How does the necksaviour work?
necksaviour can deliver forces up to 25lbs/11kgs which is at the lower end of what is commonly regarded as 'medical' traction for the cervical spine. The precise force it delivers will depend on many factors including the length of the neck, the degree of recline and the surface it is used on.
It's forces are applied to upper trapezius bilaterally and the occipital/nuchal region bilaterally. There is no pressure on the mandible and therefore no pressure transmitted through the TMJ (temporomandibular joint). Used as instructed necksaviour applies a therapeutic stretch to the cervical spine and it’s associated soft tissue in a few degrees of ﬂexion.
• Neck stiffness
• Muscle spasm/tension
• Disc problems
• Joint inﬂammation
• Wry neck
• Sub acute whiplash
• Upper limb referred pain
It is important that patients are advised on the importance of good posture and instructed on how to achieve this and the value of a regular exercise and stretching regime. necksaviour, like all traction devices is subject to certain precautions and containdications.

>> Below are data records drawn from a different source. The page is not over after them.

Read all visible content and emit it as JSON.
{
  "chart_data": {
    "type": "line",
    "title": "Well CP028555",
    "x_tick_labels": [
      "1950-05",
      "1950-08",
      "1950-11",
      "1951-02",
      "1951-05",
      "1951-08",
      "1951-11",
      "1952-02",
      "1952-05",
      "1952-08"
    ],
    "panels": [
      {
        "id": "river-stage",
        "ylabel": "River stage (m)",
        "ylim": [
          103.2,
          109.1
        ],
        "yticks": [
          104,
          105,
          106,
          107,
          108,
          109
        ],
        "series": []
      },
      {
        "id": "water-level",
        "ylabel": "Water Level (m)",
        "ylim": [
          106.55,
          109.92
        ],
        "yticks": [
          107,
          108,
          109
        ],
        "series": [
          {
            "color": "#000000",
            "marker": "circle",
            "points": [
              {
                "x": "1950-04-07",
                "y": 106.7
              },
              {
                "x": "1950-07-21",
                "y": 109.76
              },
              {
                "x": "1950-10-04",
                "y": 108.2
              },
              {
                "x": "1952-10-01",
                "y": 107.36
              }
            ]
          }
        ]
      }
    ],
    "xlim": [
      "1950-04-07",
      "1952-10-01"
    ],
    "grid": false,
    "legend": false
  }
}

Traction should not be painful and the sensation should be one of minor discomfort and a stretch only. Use of any traction device should be discontinued immediately if the user experiences pain in the neck, back or limbs. This is also the case if there is any experience of nausea, dizziness, double vision, difﬁculty swallowing, numbness or pins and needles. If this is the case a health care provider should be consulted.
Acute or traumatic injury, spinal instability or fracture, severe rheumatoid arthritis, spinal cord compression, infections, inﬂammatory diseases, malignancy, vertebrobasilar insufﬁciency and any other condition which could be worsened by movement (particularly distraction).